What do you think, guys? Am I good enough to upgrade? Or am I good enough now that I should just save the money?



jeevesofRKdia
May 5, 2011, 10:53 AM
I definitely like how you're pushing the boundaries of your P&S. You seem to have some idea about composition and lighting.

Perhaps start learning more about DSLRs and things like exposure, aperture, shutter speed, ISO, lens types, etc. before making the $800+ plunge. That way you get some time to learn what you would need, improving your pics now and also save enough money to know for sure if a DSLR is what you need.

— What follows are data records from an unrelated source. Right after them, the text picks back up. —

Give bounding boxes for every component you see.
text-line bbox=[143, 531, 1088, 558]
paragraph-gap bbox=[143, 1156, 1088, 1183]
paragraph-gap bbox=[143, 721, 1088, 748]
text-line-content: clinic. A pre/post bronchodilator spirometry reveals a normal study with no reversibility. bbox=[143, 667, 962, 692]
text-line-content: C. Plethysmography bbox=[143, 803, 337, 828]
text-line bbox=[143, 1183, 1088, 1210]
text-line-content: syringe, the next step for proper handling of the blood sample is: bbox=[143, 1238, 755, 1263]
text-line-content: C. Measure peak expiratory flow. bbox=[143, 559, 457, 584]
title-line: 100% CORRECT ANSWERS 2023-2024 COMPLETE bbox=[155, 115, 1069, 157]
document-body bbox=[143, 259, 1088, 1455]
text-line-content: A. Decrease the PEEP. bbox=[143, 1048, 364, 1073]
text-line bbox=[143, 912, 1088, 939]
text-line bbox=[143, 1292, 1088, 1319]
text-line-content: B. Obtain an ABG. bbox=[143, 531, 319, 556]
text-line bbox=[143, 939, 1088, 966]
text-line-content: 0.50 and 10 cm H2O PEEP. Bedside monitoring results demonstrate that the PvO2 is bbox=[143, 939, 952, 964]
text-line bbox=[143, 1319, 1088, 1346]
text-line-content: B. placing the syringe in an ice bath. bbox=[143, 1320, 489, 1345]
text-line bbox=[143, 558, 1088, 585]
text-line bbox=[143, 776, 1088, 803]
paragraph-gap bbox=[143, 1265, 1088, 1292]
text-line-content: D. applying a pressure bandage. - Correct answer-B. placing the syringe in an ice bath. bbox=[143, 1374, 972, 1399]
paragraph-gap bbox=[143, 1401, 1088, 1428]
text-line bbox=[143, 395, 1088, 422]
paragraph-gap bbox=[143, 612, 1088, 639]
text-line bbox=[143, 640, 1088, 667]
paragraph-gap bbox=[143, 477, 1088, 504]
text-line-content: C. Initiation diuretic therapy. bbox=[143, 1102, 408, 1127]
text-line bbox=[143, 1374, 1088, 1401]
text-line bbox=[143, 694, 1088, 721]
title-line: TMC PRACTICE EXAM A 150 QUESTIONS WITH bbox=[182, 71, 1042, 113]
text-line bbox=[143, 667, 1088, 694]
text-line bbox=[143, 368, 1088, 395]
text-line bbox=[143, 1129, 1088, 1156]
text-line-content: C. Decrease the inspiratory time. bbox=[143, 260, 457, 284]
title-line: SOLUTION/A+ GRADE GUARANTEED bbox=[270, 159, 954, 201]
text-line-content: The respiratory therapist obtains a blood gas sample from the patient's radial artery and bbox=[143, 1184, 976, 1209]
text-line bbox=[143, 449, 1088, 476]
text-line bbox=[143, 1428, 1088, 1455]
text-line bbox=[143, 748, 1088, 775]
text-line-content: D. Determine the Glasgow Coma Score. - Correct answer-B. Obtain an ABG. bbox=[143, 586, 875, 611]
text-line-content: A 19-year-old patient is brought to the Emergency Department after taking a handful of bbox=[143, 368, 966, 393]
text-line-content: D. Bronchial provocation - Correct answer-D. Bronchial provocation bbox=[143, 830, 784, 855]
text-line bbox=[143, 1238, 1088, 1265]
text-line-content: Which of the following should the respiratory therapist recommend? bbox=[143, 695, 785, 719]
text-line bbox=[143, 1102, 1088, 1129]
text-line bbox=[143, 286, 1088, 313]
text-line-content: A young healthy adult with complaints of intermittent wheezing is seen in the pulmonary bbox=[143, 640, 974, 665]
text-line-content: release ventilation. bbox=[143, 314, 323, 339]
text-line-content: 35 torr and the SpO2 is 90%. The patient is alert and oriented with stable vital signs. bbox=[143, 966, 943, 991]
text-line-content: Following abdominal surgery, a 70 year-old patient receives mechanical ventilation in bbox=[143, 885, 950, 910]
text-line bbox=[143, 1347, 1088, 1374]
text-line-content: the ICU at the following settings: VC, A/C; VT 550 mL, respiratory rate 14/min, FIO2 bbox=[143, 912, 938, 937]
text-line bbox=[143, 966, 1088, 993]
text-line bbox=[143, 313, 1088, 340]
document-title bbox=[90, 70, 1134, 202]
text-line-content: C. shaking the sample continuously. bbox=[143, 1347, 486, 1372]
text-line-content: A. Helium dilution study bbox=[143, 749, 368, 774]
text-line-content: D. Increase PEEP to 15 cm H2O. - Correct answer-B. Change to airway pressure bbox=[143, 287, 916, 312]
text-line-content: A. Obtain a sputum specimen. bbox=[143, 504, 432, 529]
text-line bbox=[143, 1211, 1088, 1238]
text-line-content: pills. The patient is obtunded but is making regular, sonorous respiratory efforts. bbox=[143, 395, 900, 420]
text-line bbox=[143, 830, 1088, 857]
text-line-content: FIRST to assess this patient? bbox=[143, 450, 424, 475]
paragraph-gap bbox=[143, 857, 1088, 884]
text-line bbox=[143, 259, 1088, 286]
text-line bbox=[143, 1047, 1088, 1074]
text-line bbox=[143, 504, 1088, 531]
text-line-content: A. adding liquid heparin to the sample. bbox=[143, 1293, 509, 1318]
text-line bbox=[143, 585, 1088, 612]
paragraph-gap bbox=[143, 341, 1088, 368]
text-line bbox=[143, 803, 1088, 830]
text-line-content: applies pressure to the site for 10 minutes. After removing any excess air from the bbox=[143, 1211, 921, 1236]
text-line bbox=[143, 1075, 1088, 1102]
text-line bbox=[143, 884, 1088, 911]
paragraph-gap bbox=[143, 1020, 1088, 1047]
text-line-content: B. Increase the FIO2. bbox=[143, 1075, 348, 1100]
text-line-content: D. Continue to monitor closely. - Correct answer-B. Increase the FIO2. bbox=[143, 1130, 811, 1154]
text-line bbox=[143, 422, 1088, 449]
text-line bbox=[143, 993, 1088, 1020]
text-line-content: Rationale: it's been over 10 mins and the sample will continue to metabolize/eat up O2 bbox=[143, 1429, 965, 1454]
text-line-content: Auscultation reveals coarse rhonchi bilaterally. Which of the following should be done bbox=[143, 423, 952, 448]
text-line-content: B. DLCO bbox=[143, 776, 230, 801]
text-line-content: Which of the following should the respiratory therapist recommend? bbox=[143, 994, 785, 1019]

It's less of a privilege to own a DSLR and more of a need-based thing. If you think your P&S is limiting what you want to shoot, a DSLR may be the right thing for you. Especially since the nut behind the camera is what creates the photographic magic, not the camera itself (there are caveats to that statement, but you get the point).

jackerin
May 5, 2011, 03:47 PM
I like some of them, like the first and third. It's worth remembering though that the lens that comes standard on DSLRs is not ideal for macro work, which seems to be the basis of your images.

A DSLR doesn't have to be a large investment either, you can easily pick up an older model second-hand for not much more than 200 USD, so the leap may be smaller than you think.